Es wäre daher unerlässlich, die Erholungsphase so weit wie möglich zu verkürzen, um Italien die Möglichkeit zu geben, eine Wachstumsrate zu erreichen, die mindestens der des restlichen Europas entspricht, was sicherlich nicht sehr brillant ist. Aber es gibt nur einen Weg, dies zu tun: den der öffentlichen Intervention, die wiederum direkt vom italienischen Staat oder von Europa über den ESM erfolgen kann, den europäischen Fonds, der die Banken direkt rekapitalisieren könnte, ohne unseren öffentlichen Haushalt zu belasten.

„Die von mir beschriebene Sackgasse gestaltet meiner Meinung nach das, was die aktuellen Regeln bereits als „systemische Krise“ vorsehen, die öffentliche Interventionen ermöglichen würde, ohne die geltenden Abwicklungsvorschriften und damit das Bail-in auszulösen. Natürlich ist es ein Hindernisparcours, natürlich nicht ohne politische Kosten. Im Alleingang müssten wir Brüssel die Solidität unseres öffentlichen Haushalts und unserer Verschuldung demonstrieren und daher sowohl die Reformpolitik als auch die Kürzungen der öffentlichen Ausgaben beschleunigen, die ohne Zögern die vielen Einkommenspositionen treffen würden, die unsere Gesellschaft charakterisieren . Will man dagegen auf den ESM zurückgreifen, müsste ein Memorandum unterzeichnet werden, das unsere Regierung zu einer sehr verbindlichen Sanierungspolitik verpflichtet. Sicherlich wäre die Strenge um so geringer, je gezielter und einschneidender die Reformen Ressourcen und Energien zur Beschleunigung des Wachstumstempos freisetzen könnten. Aber dazu müssen wir die Produktivität des gesamten Systems steigern, technologische und organisatorische Innovationen vorantreiben. Letzteres würde einen Übergang vieler Arbeitnehmer aus veralteten Sektoren in Sektoren mit höherem Wachstumspotenzial bedeuten, und daher wäre es notwendig, ein anderes Sozialsystem als das derzeitige zu haben, Arbeitszentren, die als Arbeitsämter funktionieren, um eine Verschärfung der sozialen Misere zu vermeiden Umschichtungskanäle und modernere Arbeitsbeziehungen, die den Arbeitnehmer näher an die Ergebnisse des Unternehmens bringen“.
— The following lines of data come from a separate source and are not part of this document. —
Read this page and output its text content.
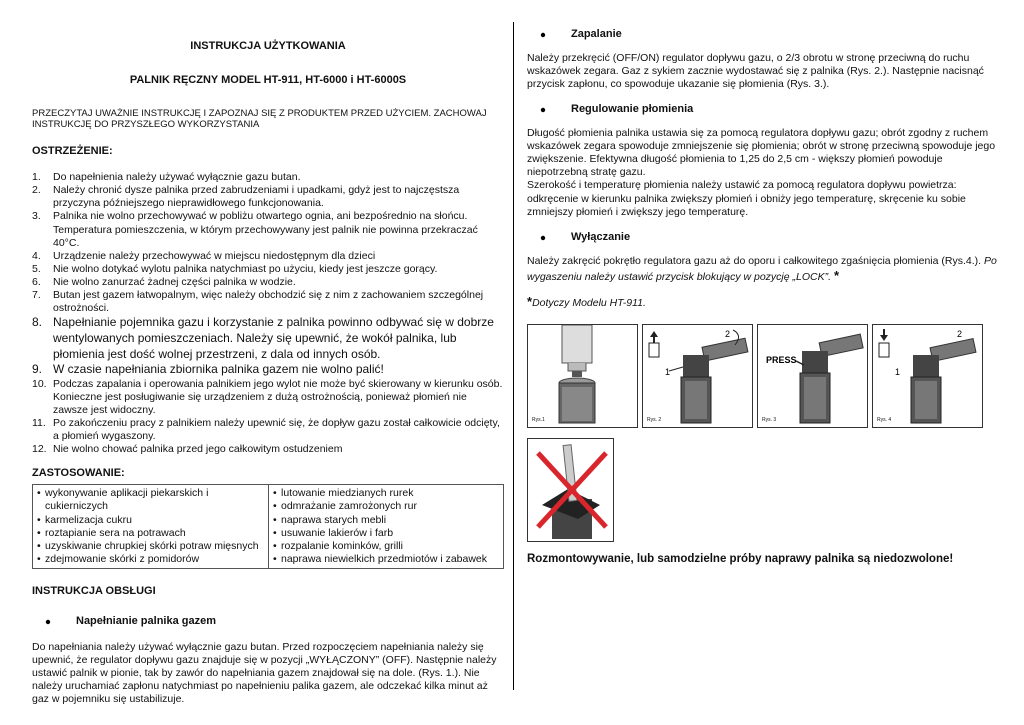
INSTRUKCJA UŻYTKOWANIA
PALNIK RĘCZNY MODEL HT-911, HT-6000 i HT-6000S
PRZECZYTAJ UWAŻNIE INSTRUKCJĘ I ZAPOZNAJ SIĘ Z PRODUKTEM PRZED UŻYCIEM. ZACHOWAJ INSTRUKCJĘ DO PRZYSZŁEGO WYKORZYSTANIA
OSTRZEŻENIE:
1.	Do napełnienia należy używać wyłącznie gazu butan.
2.	Należy chronić dysze palnika przed zabrudzeniami i upadkami, gdyż jest to najczęstsza przyczyna późniejszego nieprawidłowego funkcjonowania.
3.	Palnika nie wolno przechowywać w pobliżu otwartego ognia, ani bezpośrednio na słońcu. Temperatura pomieszczenia, w którym przechowywany jest palnik nie powinna przekraczać 40°C.
4.	Urządzenie należy przechowywać w miejscu niedostępnym dla dzieci
5.	Nie wolno dotykać wylotu palnika natychmiast po użyciu, kiedy jest jeszcze gorący.
6.	Nie wolno zanurzać żadnej części palnika w wodzie.
7.	Butan jest gazem łatwopalnym, więc należy obchodzić się z nim z zachowaniem szczególnej ostrożności.
8. Napełnianie pojemnika gazu i korzystanie z palnika powinno odbywać się w dobrze wentylowanych pomieszczeniach. Należy się upewnić, że wokół palnika, lub płomienia jest dość wolnej przestrzeni, z dala od innych osób.
9. W czasie napełniania zbiornika palnika gazem nie wolno palić!
10. Podczas zapalania i operowania palnikiem jego wylot nie może być skierowany w kierunku osób. Konieczne jest posługiwanie się urządzeniem z dużą ostrożnością, ponieważ płomień nie zawsze jest widoczny.
11. Po zakończeniu pracy z palnikiem należy upewnić się, że dopływ gazu został całkowicie odcięty, a płomień wygaszony.
12. Nie wolno chować palnika przed jego całkowitym ostudzeniem
ZASTOSOWANIE:
• wykonywanie aplikacji piekarskich i cukierniczych
• karmelizacja cukru
• roztapianie sera na potrawach
• uzyskiwanie chrupkiej skórki potraw mięsnych
• zdejmowanie skórki z pomidorów
• lutowanie miedzianych rurek
• odmrażanie zamrożonych rur
• naprawa starych mebli
• usuwanie lakierów i farb
• rozpalanie kominków, grilli
• naprawa niewielkich przedmiotów i zabawek
INSTRUKCJA OBSŁUGI
Napełnianie palnika gazem

Do napełniania należy używać wyłącznie gazu butan. Przed rozpoczęciem napełniania należy się upewnić, że regulator dopływu gazu znajduje się w pozycji „WYŁĄCZONY” (OFF). Następnie należy ustawić palnik w pionie, tak by zawór do napełniania gazem znajdował się na dole. (Rys. 1.). Nie należy uruchamiać zapłonu natychmiast po napełnieniu palika gazem, ale odczekać kilka minut aż gaz w pojemniku się ustabilizuje.

Zapalanie

Należy przekręcić (OFF/ON) regulator dopływu gazu, o 2/3 obrotu w stronę przeciwną do ruchu wskazówek zegara. Gaz z sykiem zacznie wydostawać się z palnika (Rys. 2.). Następnie nacisnąć przycisk zapłonu, co spowoduje ukazanie się płomienia (Rys. 3.).

Regulowanie płomienia

Długość płomienia palnika ustawia się za pomocą regulatora dopływu gazu; obrót zgodny z ruchem wskazówek zegara spowoduje zmniejszenie się płomienia; obrót w stronę przeciwną spowoduje jego zwiększenie. Efektywna długość płomienia to 1,25 do 2,5 cm - większy płomień powoduje niepotrzebną stratę gazu.

Szerokość i temperaturę płomienia należy ustawić za pomocą regulatora dopływu powietrza: odkręcenie w kierunku palnika zwiększy płomień i obniży jego temperaturę, skręcenie ku sobie zmniejszy płomień i zwiększy jego temperaturę.

Wyłączanie

Należy zakręcić pokrętło regulatora gazu aż do oporu i całkowitego zgaśnięcia płomienia (Rys.4.). Po wygaszeniu należy ustawić przycisk blokujący w pozycję „LOCK”. *

*Dotyczy Modelu HT-911.

Rys.1
2
1
Rys. 2
PRESS
Rys. 3
2
1
Rys. 4
Rozmontowywanie, lub samodzielne próby naprawy palnika są niedozwolone!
Ein komplexes Programm, das nicht einfach umzusetzen ist, insbesondere in einem Land wie dem jetzigen, das auf der Überschneidung von Befugnissen basiert, die alle mit einem Vetorecht ausgestattet sind. Aus diesem Grund war es unerlässlich, mit Verfassungsreformen zu beginnen, um zu versuchen, den Regierungen mehr Stabilität und dem politisch-administrativen Apparat mehr Effizienz zu verleihen.

„Mein Lehrer Claudio Napoleoni hat immer gesagt, dass unser Land auf Positionseinkommen (ob groß oder klein) basiert und dass es schwierig ist, einen Konsens zu finden, um diese Änderungen vorzunehmen, die letztendlich allen zugute kommen würden, selbst wenn die Wachstumsrate beschleunigt würde. Deshalb halte ich das Referendum für wichtig, aber wir müssen auch bedenken, dass die günstigen Bedingungen, die vor zwei Jahren entstanden sind (niedrige Zinsen, Euro-Abwertung, Ölpreisverfall), nicht von Dauer sein werden : Maximal haben wir noch ein Jahr, anderthalb Jahre, und wir dürfen dieses letzte Zeitfenster nicht vergeuden. Wir müssen unsere Prioritäten uns selbst und dem Rest der Welt klar machen. In Richtung Europa zum Beispiel können wir nicht weiterhin von allem etwas verlangen und unsere Kraft in tausend Strömen verteilen. Wir müssen glaubwürdig sein, um uns auf wenige große Dinge zu konzentrieren. Darunter würde ich die Frage der endgültigen Erholung des Bankensystems stellen, die auch ein Gesamtproblem Europas ist, wie der IWF betonte, und vor allem einen robusteren Plan für europäische Investitionen. Der Juncker-Plan war ein Erfolg. Italien erhielt etwa 70 Milliarden. Es wird notwendig sein, es mit zwei oder drei zu multiplizieren und dann innovative Finanzierungsmethoden zu finden. Unsere Hausaufgabe ist es, die Produktivität zu steigern, Innovationen voranzutreiben und gleichzeitig die öffentlichen Ausgaben mit einer Senkung der Mieten unter Kontrolle zu halten.“

Unter den westlichen Ländern hat sich die italienische Wirtschaft als am wenigsten bereit erwiesen, sich an die großen Veränderungen im Szenario der internationalen Märkte anzupassen. Wir haben hervorragende Unternehmen, aber sie allein können Innovationen nicht auf den Rest des Systems übertragen. Organisatorische Veränderungen sind am schwierigsten umzusetzen, aber wir müssen diesen Weg gehen.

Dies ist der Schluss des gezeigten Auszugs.